Education and engagement with the aging population are a priority for us as well. One example of our efforts to reach out to our local communities is an educational series at the Healthpark called “The Doc is In.” This educational series, which began earlier in 2016, puts Owensboro Health physicians in front of an audience to discuss and take questions on a variety of topics. So far, we’ve covered the topics of colorectal cancer prevention, aging gracefully (maintaining physical activity and avoiding mobility-reducing injuries like falls) and more. We intend to keep these sessions going because they’ve been so well-attended and audiences have responded so positively to the physician presentations and the Q&A sessions that follow.
MN: What surprised you the most about seniors when you studied various aging populations to tailor your services to their needs – and are their needs continuing to evolve? In what way?
BB: One of the most surprising things about caring for the aging population is that we still have so much to learn about what kinds of care these people need and how to deliver it. Because life expectancies are increasing, healthcare providers everywhere are writing the book on how to care for those aging individuals. As more people live into very advanced age, we learn the problems they face with regards to their health, including physical changes, mental and cognitive changes, and more.
Learning how to care for older individuals is very challenging because we have so few providers with specialized education, training and experience in the area of geriatric care. The care of these individuals can be extremely complex, as they have limited resilience, so the multidisciplinary approach mentioned earlier is essential.
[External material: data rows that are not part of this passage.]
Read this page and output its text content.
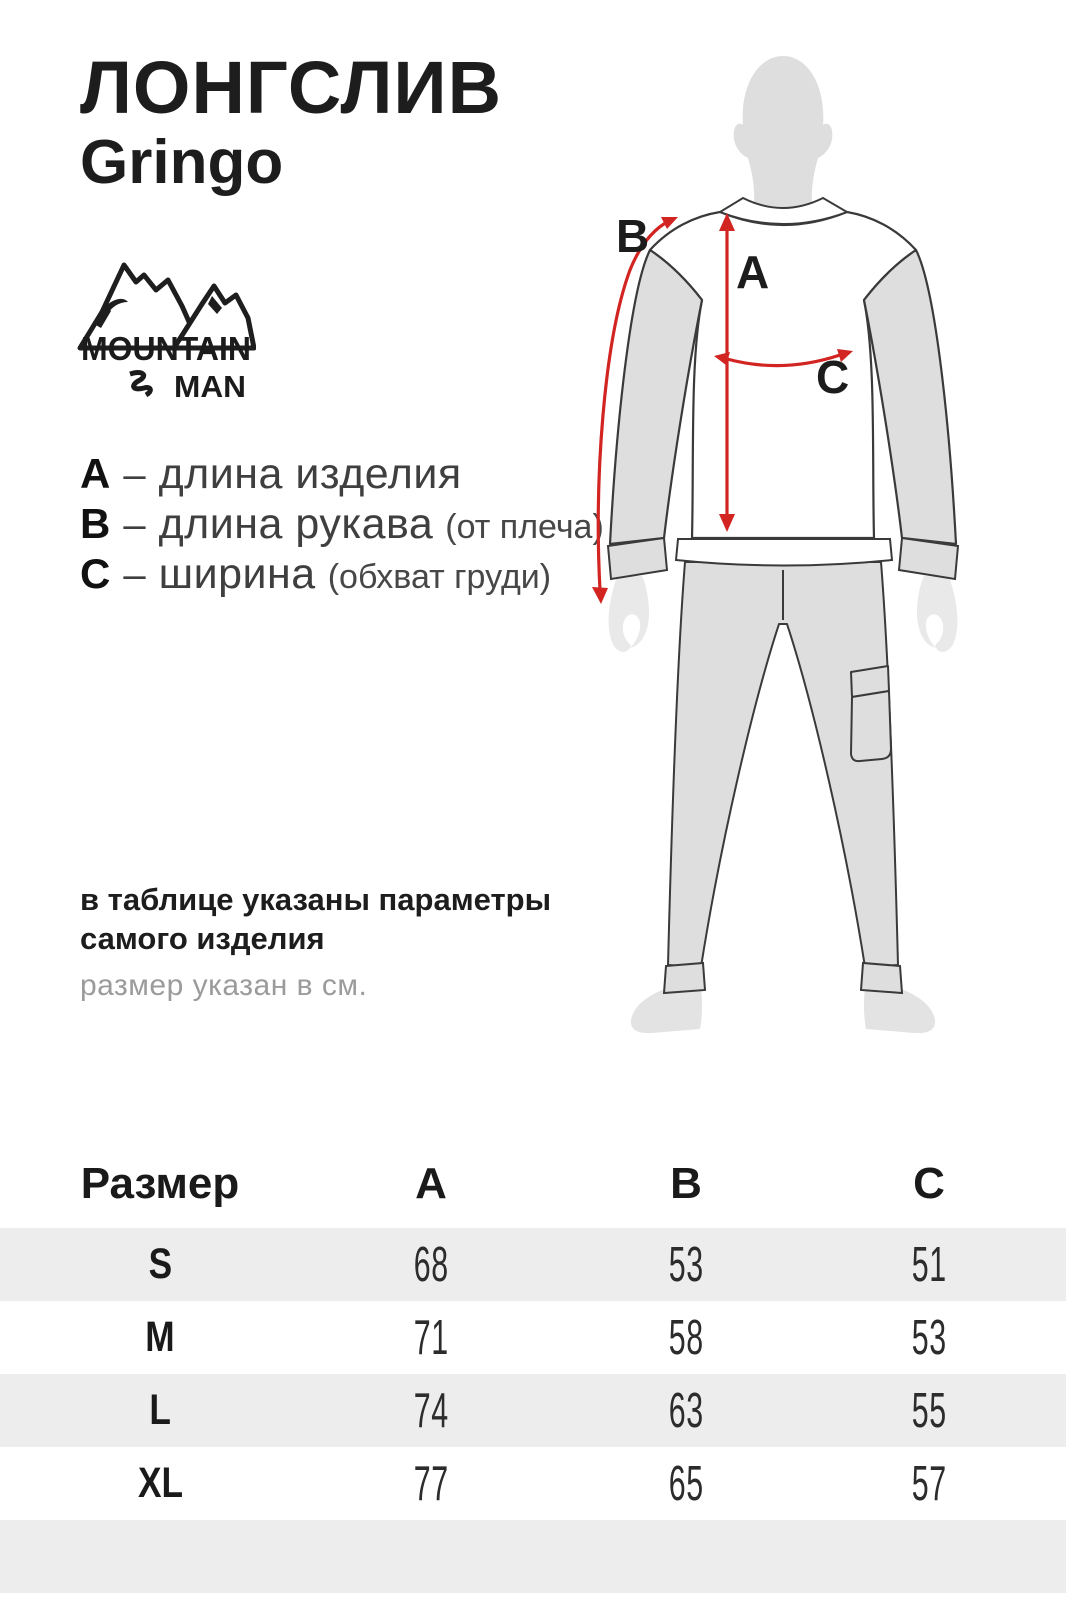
ЛОНГСЛИВ
Gringo
MOUNTAIN
MAN
A – длина изделия
B – длина рукава (от плеча)
C – ширина (обхват груди)
B
A
C
в таблице указаны параметры
самого изделия
размер указан в см.
Размер	A	B	C
S	68	53	51
M	71	58	53
L	74	63	55
XL	77	65	57
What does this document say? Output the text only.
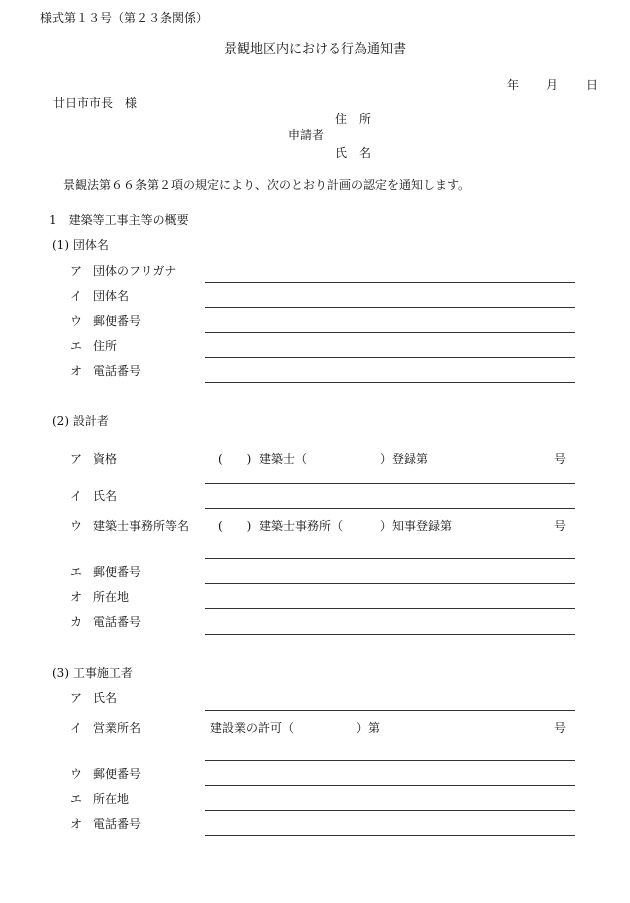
様式第１３号（第２３条関係）
景観地区内における行為通知書
年 月 日
廿日市市長　様
住　所
申請者
氏　名
景観法第６６条第２項の規定により、次のとおり計画の認定を通知します。
1　建築等工事主等の概要
(1) 団体名
ア 団体のフリガナ
イ 団体名
ウ 郵便番号
エ 住所
オ 電話番号
(2) 設計者
ア 資格	(　　) 建築士（	）登録第	号
イ 氏名
ウ 建築士事務所等名 (　　) 建築士事務所（	）知事登録第	号
エ 郵便番号
オ 所在地
カ 電話番号
(3) 工事施工者
ア 氏名
イ 営業所名	建設業の許可（	）第	号
ウ 郵便番号
エ 所在地
オ 電話番号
Currently, 86 percent of all healthcare costs in the United States go to care that treats chronic diseases. When you also consider that older individuals are more likely to have one or more chronic problems, and that the aging population is growing, there is no choice for the world of healthcare. We must adapt to meet the needs of the aging population. We also need to take what we learn today and apply it in the future, because preventing these chronic diseases in younger generations must be a priority. How we evolve is the big question, and the way we answer it will continue to evolve as we learn what we can do to better serve these patients.